The Conference Board’s index of leading indicators, a widely followed gauge of future economic activity, fell in February by 0.3%, the 11th consecutive monthly decline.

The index is now down 3.6% over the past six months following a 3% drop in the prior six months.

“The LEI for the US fell again in February, marking its eleventh consecutive monthly decline,” said Justyna Zabinska-La Monica, senior manager, business cycle indicators, at the business organization. “Negative or flat contributions from eight of the index’s ten components more than offset improving stock prices and a better-than-expected reading for residential building permits.”

“While the rate of month-over-month declines in the LEI have moderated in recent months, the leading economic index still points to risk of recession in the US economy,” Zabinska-LaMonica added. “The most recent financial turmoil in the US banking sector is not reflected in the LEI data but could have a negative impact on the outlook if it persists. Overall, The Conference Board forecasts rising interest rates paired with declining consumer spending will most likely push the US economy into recession in the near term.”

The US is currently facing a banking crisis after three banks failed and the government stepped in on Sunday with a rescue plan to guarantee that depositors will have access to their money. But within the last week, banks have borrowed or otherwise gained the benefit of $300 billion in assistance from the Federal Reserve, a sign that the problems may be more widespread than a few individual banks.

Political Cartoons on the Economy

“Our clients are concerned about the safety of their money right now,” says Tony Welch, chief investment officer at SignatureFD, an Atlanta financial advisory firm. “You never know what it is that will break the camel’s back.”

At the same time, the crisis has called into question the Fed’s plan to continue hiking interest rates to battle inflation. The central bank meets next week and consensus now calls for a modest hike in rates of 25 basis points or even a pause where estimates had forecast a 50 basis point hike as recently as a week ago.

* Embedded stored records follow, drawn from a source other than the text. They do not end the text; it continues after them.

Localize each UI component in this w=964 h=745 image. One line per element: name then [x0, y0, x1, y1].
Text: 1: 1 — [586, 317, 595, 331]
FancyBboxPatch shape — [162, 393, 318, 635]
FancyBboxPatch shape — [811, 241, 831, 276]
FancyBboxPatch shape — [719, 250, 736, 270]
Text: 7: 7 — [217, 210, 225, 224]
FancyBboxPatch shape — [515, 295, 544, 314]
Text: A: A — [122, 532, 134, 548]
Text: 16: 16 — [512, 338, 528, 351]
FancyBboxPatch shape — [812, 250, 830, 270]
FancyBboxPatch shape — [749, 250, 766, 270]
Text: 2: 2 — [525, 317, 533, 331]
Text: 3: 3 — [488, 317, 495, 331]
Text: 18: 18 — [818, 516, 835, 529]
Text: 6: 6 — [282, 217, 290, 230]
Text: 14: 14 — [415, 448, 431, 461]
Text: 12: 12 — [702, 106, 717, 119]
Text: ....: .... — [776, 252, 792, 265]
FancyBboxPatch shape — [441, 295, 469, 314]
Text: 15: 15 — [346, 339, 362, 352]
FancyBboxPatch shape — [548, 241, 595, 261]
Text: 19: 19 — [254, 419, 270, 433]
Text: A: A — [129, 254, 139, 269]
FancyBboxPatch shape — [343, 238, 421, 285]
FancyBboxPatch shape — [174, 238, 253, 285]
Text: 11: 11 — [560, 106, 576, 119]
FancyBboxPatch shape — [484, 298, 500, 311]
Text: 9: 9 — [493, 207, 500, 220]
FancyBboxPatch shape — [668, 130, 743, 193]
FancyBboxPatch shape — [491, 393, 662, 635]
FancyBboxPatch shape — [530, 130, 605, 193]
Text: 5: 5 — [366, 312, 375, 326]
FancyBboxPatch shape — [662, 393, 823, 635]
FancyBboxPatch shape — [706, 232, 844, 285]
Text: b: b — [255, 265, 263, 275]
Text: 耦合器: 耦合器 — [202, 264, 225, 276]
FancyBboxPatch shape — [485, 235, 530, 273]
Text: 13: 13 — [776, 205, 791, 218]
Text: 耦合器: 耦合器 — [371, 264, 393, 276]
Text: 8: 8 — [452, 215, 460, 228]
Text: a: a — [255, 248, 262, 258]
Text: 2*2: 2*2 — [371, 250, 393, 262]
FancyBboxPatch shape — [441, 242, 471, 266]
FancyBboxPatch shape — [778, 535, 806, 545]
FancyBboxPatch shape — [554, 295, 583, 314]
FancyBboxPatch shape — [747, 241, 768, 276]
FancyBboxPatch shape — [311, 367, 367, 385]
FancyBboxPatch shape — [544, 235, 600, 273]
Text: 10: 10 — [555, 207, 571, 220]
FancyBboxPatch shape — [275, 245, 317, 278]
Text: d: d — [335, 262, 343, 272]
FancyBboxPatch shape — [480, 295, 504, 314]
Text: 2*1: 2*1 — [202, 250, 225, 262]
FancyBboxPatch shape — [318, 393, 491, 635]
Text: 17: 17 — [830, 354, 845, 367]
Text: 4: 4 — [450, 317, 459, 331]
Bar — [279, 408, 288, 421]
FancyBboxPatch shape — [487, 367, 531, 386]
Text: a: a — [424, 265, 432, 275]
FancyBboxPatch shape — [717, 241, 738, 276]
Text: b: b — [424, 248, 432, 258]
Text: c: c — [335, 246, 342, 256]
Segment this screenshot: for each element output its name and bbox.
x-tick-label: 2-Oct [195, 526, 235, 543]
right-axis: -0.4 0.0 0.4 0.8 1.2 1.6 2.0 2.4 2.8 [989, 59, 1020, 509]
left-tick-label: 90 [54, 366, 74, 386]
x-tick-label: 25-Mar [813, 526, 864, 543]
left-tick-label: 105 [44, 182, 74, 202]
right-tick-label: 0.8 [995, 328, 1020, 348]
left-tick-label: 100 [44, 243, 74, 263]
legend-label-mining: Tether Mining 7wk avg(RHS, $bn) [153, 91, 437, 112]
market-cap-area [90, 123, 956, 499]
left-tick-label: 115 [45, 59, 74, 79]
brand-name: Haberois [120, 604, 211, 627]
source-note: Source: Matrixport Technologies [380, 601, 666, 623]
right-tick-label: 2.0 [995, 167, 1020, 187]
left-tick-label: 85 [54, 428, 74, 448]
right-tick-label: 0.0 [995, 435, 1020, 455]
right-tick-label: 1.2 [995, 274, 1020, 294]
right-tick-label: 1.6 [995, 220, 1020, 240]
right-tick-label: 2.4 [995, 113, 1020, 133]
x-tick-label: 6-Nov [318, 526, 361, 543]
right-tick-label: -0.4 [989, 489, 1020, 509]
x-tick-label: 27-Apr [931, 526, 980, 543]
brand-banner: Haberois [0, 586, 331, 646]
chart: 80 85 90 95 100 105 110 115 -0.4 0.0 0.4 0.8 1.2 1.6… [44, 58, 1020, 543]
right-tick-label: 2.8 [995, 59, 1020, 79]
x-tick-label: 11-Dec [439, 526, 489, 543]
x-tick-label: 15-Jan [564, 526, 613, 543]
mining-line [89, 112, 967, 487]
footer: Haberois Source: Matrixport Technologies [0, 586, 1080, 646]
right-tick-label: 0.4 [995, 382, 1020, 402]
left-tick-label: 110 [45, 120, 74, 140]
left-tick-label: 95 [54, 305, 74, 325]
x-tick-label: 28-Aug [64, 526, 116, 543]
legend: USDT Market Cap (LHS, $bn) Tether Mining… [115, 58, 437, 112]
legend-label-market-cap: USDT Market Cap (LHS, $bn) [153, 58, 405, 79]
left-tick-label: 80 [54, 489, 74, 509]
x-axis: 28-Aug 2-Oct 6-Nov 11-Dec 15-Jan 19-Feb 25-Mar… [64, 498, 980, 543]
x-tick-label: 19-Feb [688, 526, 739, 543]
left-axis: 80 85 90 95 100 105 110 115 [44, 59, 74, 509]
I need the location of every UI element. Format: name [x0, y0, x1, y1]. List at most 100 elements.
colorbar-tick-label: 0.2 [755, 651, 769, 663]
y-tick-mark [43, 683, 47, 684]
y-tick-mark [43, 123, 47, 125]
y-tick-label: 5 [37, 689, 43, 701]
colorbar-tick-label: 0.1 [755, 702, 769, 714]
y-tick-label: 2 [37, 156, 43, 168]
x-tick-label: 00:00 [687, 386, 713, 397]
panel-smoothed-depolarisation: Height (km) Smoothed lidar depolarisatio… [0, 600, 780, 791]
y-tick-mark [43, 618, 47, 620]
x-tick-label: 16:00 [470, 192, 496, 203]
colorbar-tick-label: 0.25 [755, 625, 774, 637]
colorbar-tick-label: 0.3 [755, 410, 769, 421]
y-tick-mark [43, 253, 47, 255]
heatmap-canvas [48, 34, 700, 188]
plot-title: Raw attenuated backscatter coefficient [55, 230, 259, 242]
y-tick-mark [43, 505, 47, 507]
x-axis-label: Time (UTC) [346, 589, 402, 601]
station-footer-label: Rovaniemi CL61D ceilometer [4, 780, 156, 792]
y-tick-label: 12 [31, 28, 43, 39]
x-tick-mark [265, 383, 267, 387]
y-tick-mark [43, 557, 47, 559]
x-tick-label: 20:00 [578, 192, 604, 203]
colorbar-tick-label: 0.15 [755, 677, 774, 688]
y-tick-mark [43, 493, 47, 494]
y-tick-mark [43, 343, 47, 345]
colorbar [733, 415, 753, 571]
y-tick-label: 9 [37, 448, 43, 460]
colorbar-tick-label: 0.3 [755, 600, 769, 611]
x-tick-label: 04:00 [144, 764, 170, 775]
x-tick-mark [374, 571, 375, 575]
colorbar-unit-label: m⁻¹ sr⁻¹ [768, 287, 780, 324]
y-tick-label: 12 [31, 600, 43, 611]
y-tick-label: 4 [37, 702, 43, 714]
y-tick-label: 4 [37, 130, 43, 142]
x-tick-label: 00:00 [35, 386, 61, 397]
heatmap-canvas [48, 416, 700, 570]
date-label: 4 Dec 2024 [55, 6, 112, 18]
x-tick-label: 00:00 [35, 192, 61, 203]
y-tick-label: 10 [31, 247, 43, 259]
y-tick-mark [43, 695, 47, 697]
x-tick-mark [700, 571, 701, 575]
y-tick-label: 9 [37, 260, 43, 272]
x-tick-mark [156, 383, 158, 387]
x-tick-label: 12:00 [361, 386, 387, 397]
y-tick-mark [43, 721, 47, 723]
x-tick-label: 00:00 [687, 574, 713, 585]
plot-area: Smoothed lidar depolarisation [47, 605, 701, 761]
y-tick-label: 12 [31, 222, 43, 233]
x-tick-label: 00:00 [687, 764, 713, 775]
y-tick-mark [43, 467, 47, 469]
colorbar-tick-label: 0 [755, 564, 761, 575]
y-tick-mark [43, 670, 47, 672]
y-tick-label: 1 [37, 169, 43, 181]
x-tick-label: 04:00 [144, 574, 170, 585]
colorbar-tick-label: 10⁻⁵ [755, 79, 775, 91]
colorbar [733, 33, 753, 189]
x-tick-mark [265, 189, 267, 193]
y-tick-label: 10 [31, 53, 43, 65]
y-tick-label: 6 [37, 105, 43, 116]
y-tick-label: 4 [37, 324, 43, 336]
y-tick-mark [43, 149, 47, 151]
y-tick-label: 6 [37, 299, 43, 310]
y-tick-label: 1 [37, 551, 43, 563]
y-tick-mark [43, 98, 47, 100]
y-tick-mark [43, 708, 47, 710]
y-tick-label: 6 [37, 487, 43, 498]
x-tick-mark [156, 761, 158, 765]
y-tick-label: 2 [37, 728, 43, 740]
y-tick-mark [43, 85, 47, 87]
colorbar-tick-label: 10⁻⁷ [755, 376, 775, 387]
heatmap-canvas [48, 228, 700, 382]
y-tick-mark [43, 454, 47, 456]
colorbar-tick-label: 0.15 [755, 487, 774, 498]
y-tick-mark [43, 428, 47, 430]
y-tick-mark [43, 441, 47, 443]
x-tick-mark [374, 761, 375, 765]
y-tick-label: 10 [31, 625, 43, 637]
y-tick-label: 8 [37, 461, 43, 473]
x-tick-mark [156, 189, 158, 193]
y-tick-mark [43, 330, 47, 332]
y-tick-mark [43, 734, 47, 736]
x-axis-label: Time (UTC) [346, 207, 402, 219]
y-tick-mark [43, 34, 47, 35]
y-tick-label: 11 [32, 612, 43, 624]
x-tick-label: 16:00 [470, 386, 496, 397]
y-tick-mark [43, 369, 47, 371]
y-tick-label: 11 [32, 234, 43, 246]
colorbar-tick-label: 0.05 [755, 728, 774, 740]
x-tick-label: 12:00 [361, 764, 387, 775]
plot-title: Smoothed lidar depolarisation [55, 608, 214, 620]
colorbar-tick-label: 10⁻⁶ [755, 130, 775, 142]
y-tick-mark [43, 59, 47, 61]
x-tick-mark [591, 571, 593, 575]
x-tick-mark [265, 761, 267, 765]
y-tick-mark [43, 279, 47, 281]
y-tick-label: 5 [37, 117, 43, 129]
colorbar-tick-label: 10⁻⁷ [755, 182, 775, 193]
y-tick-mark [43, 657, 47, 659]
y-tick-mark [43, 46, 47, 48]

“Bringing inflation down was never going to be easy and we were going to see an economic slowdown associated with that course,” Vanguard Chief Global Economist Joe Davis wrote Friday morning. “But as both an economist and as an investor, I would also underscore that having a more stable and manageable inflation rate is perhaps one of the most important long-term outcomes for all of us as investors.”

Observers say banks will be forced to tighten lending standards amid heightened scrutiny from regulators and that will be a further drag on an economy already fighting rising prices and higher interest rates.

“Our economists expect lending standards will tighten more, to a degree that’s greater than during the dot-com crisis, but less than during the financial crisis or the height of the pandemic,” Goldman Sachs said Thursday in the latest issue of its Briefings newsletter. . “Bank lending standards had already tightened significantly over the last few quarters to levels previously unseen outside of recessions, presumably because many bank risk divisions shared the recession fears that have been widespread in financial markets.”

“This is important because it means that lending standards started at a tight rather than a normal level, and as a result the incremental impact of a further tightening brought on by recent small bank stress might be more limited than it seems at first,” Goldman Sachs added.